The Metropolitan Police Department brass has to take a tough exam all over again, and it’s due on Friday. MPD spokesperson Gwendolyn Crump says that’s the deadline for the intelligence-led policing test police leaders are required to complete online.
The test was first issued this fall, but has been reformulated and re-administered because of cheating allegations levied against Assistant Chief Diane Groomes. MPD has now cleared Groomes of any wrongdoing. Some have found that development curious. Groomes seemed to be apologizing for cheating in an earlier statement: “I’m sorry… for my actions and bad judgement,” she wrote in an e-mail. The chairman of the D.C. Council’s Public Safety and Judiciary Committee, At-Large Councilmember Phil Mendelson,sounded as though he’d learned she’d given out a cheat sheet to help other officers. “She supposedly said: ‘Hey, you have to get this done, you are overdue. Here, here’s the answers. Just get this in,’ ” Mendelson told The Washington Post.

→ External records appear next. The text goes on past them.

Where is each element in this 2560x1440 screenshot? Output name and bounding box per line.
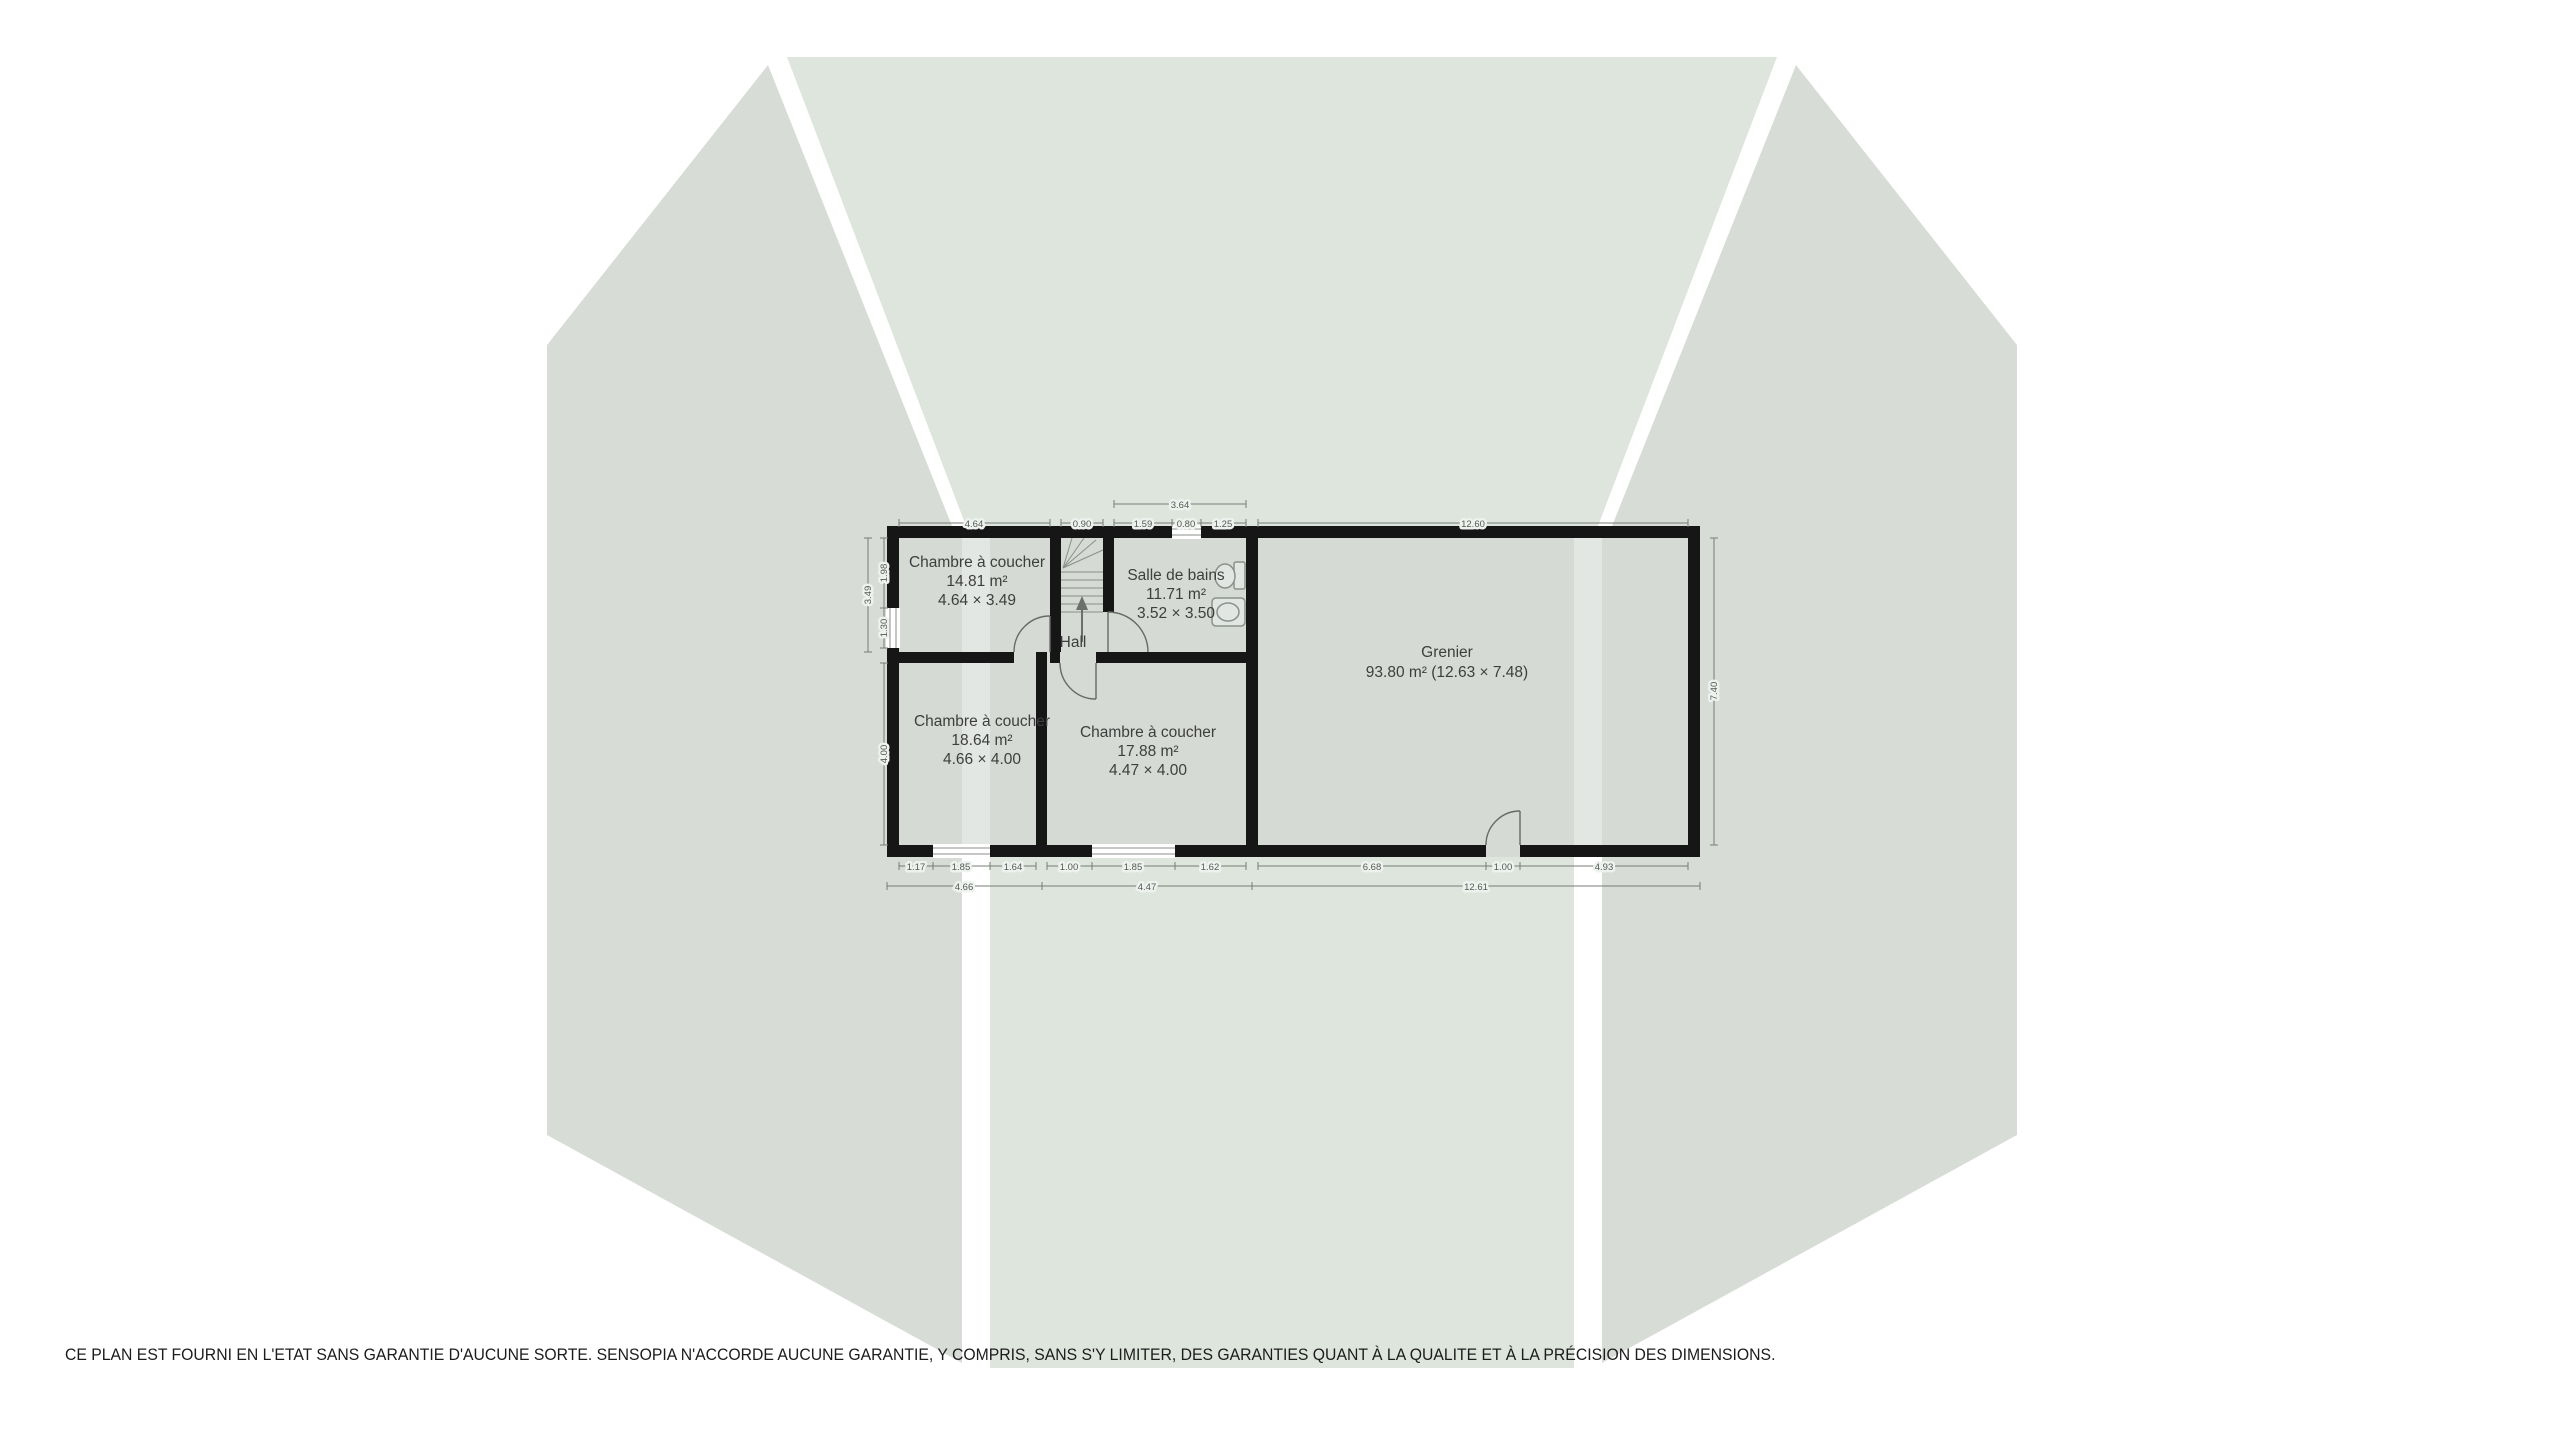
dimension-label: 1.62: [1201, 862, 1220, 873]
dimension-label: 1.00: [1494, 862, 1513, 873]
room-area: 17.88 m²: [1117, 743, 1178, 760]
room-size: 3.52 × 3.50: [1137, 605, 1215, 622]
floorplan-canvas: Chambre à coucher 14.81 m² 4.64 × 3.49 S…: [0, 0, 2560, 1440]
dimension-label: 4.64: [965, 519, 984, 530]
wall-bedroom-divider: [1036, 652, 1047, 857]
dimension-label: 4.47: [1138, 882, 1157, 893]
dimension-label: 1.98: [879, 564, 890, 583]
room-area: 93.80 m² (12.63 × 7.48): [1366, 664, 1528, 681]
wall-outer-top: [887, 526, 1700, 538]
wall-hall-south-2: [1050, 652, 1060, 663]
room-name: Salle de bains: [1127, 567, 1225, 584]
room-name: Chambre à coucher: [1080, 724, 1216, 741]
dimension-label: 1.64: [1004, 862, 1023, 873]
window-bottom-bedroom-mid: [1092, 844, 1175, 858]
dimension-label: 1.30: [879, 619, 890, 638]
dimension-label: 1.17: [907, 862, 926, 873]
wall-hall-south-3: [1096, 652, 1258, 663]
floorplan: Chambre à coucher 14.81 m² 4.64 × 3.49 S…: [863, 500, 1720, 893]
sink-icon: [1212, 598, 1245, 626]
window-bottom-bedroom-left: [933, 844, 990, 858]
dimension-label: 1.85: [952, 862, 971, 873]
dimension-label: 3.64: [1171, 500, 1190, 511]
dimension-label: 1.00: [1060, 862, 1079, 873]
disclaimer-text: CE PLAN EST FOURNI EN L'ETAT SANS GARANT…: [65, 1346, 1880, 1365]
room-size: 4.66 × 4.00: [943, 751, 1021, 768]
room-area: 11.71 m²: [1146, 586, 1206, 603]
wall-outer-right: [1688, 526, 1700, 857]
room-area: 18.64 m²: [951, 732, 1012, 749]
dimension-label: 7.40: [1709, 682, 1720, 701]
room-name: Grenier: [1421, 644, 1473, 661]
dimension-label: 4.93: [1595, 862, 1614, 873]
room-size: 4.47 × 4.00: [1109, 762, 1187, 779]
room-area: 14.81 m²: [946, 573, 1007, 590]
attic-door-gap: [1486, 845, 1520, 857]
dimension-label: 1.59: [1134, 519, 1153, 530]
dimension-label: 1.25: [1214, 519, 1233, 530]
dimension-label: 3.49: [863, 586, 874, 605]
dimension-label: 4.66: [955, 882, 974, 893]
floorplan-page: Chambre à coucher 14.81 m² 4.64 × 3.49 S…: [0, 0, 2560, 1440]
dimension-label: 1.85: [1124, 862, 1143, 873]
room-name: Chambre à coucher: [909, 554, 1045, 571]
wall-outer-bottom: [887, 845, 1700, 857]
wall-hall-south-1: [887, 652, 1014, 663]
room-name: Chambre à coucher: [914, 713, 1050, 730]
dimension-label: 12.60: [1461, 519, 1485, 530]
dimension-label: 12.61: [1464, 882, 1488, 893]
wall-attic-divider: [1246, 526, 1258, 857]
room-size: 4.64 × 3.49: [938, 592, 1016, 609]
room-name: Hall: [1060, 634, 1087, 651]
dimension-label: 6.68: [1363, 862, 1382, 873]
light-stripe-right: [1574, 526, 1602, 857]
room-label-hall: Hall: [1060, 634, 1087, 651]
dimension-label: 0.90: [1073, 519, 1092, 530]
dimension-label: 0.80: [1177, 519, 1196, 530]
wall-stair-right: [1103, 526, 1114, 612]
dimension-label: 4.00: [879, 745, 890, 764]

According to Crump, 100 percent of those required to take the test that first go-around passed.
That might seem suspicious, but at the end of an investigation conducted by Internal Affairs, Chief Cathy Lanier announced that a briefly suspended Groomes could go back to her job, citing the fact that the exam was open-book. Police sources have repeated rumors that Groomes divided the test into sections and asked different officers to research each one. Supposedly, when they completed the task, she compiled their work and sent it out via e-mail.

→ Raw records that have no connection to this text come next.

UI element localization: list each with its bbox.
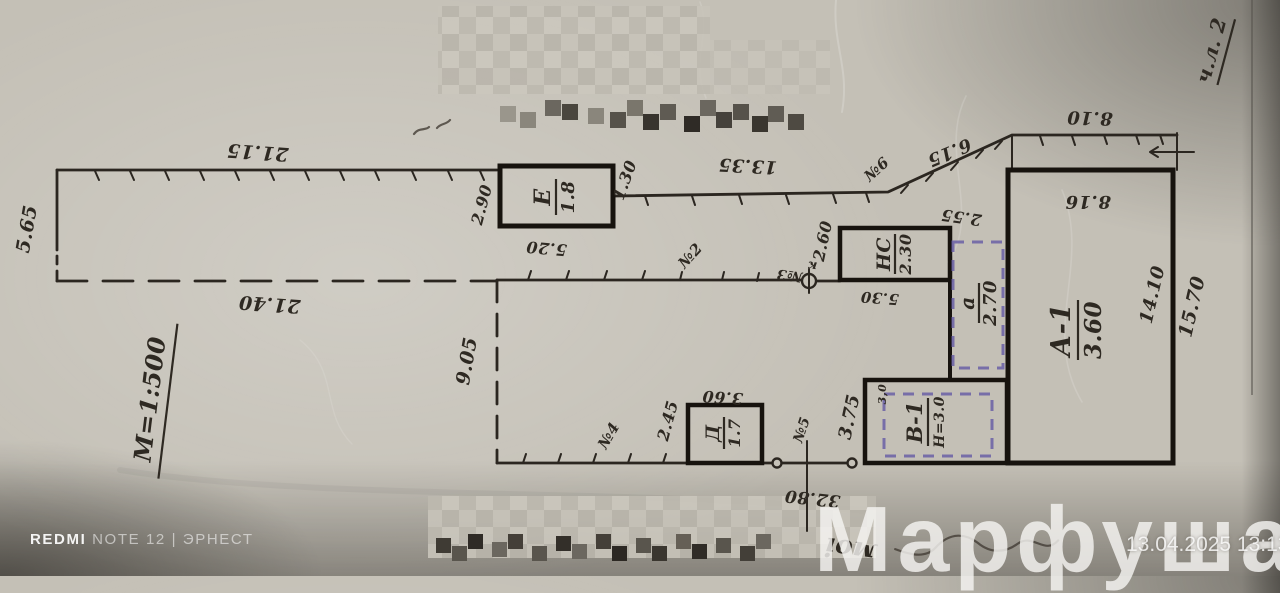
point-n2-label: №2 [674,239,707,272]
annex-a-label: а 2.70 [955,280,1001,327]
sheet-label: ч.л. 2 [1191,15,1231,86]
dim-e-left: 2.90 [467,182,496,227]
svg-text:Е: Е [530,188,556,207]
camera-brand: REDMI [30,531,86,548]
svg-text:М=1:500: М=1:500 [127,335,171,464]
dim-ns-left: 2.60 [809,219,836,264]
dim-strip-bottom: 21.40 [238,291,302,317]
svg-text:НС: НС [873,237,895,272]
dim-strip-top: 21.15 [226,139,290,165]
scale-label: М=1:500 [126,320,178,479]
svg-text:2.70: 2.70 [980,280,1001,327]
camera-model: NOTE 12 | ЭРНЕСТ [92,531,253,548]
dim-right-outer: 15.70 [1174,274,1209,339]
building-a1-label: А-1 3.60 [1046,300,1107,360]
dim-d-left: 2.45 [653,398,682,443]
building-d-label: Д 1.7 [702,417,744,449]
svg-text:1.8: 1.8 [558,181,579,214]
svg-text:2.30: 2.30 [896,234,915,276]
dim-a1-right-inner: 14.10 [1136,264,1170,326]
camera-watermark: REDMI NOTE 12 | ЭРНЕСТ [30,531,254,548]
building-v1-label: В-1 Н=3.0 [902,396,948,449]
dim-a1-top: 8.16 [1065,191,1112,212]
building-ns-label: НС 2.30 [873,234,915,276]
point-n5-marker [773,459,782,468]
right-end-arrow [1150,147,1194,157]
photo-timestamp: 13.04.2025 13:13 [1126,533,1280,557]
svg-text:Н=3.0: Н=3.0 [932,396,948,449]
svg-text:1.7: 1.7 [725,418,744,447]
dim-e-bottom: 5.20 [525,237,567,259]
dim-inner-left: 9.05 [452,335,482,386]
sheet-corner: ч.л. 2 [1191,0,1252,395]
point-n4-label: №4 [593,419,623,453]
dim-ns-bottom: 5.30 [860,288,900,309]
point-n3-label: №3 [775,265,804,285]
dim-v1-left: 3.75 [835,392,865,441]
point-n6-label: №6 [860,153,893,186]
dim-d-top: 3.60 [702,387,744,409]
svg-text:А-1: А-1 [1046,303,1077,358]
dim-mid-top: 13.35 [718,153,778,177]
v1-small-note: 3,0 [876,384,889,405]
dim-strip-left: 5.65 [12,203,42,254]
dim-top-right: 8.10 [1067,106,1115,129]
svg-text:В-1: В-1 [902,401,927,445]
svg-text:Д: Д [702,424,724,443]
building-e-label: Е 1.8 [530,179,579,215]
svg-text:а: а [955,296,979,309]
photographed-site-plan: { "photo": { "camera_brand": "REDMI", "c… [0,0,1280,576]
svg-text:3,0: 3,0 [876,384,889,405]
plot-strip [57,170,497,281]
svg-text:3.60: 3.60 [1080,301,1107,359]
point-marker [848,459,857,468]
point-n5-label: №5 [790,415,814,446]
redaction-mosaic-top [438,6,830,132]
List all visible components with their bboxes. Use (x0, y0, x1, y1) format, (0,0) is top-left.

That might or might not be okay, depending on how you interpret “open-book.” But then again, the exam was meant to familiarize officers with intelligence gathering techniques, and also, with how to strike the all-important balance between using those techniques and respecting civil rights. That information can’t be mastered with an answer sheet.
The FBI found itself in a somewhat similar situation in 2009, points out Kris Baumann, the D.C. police union chief, and heads rolled.”What are we saying? That we’re less ethical than the FBI?”
Law enforcement culture might have once taken collective test-taking in stride, but that’s definitely out for MPD. Crump claims test scores haven’t suffered as a result. “91 percent have completed the second comprehensive assessment of the material,” Crump says of the second intelligence-led policing exam. She claims all have passed.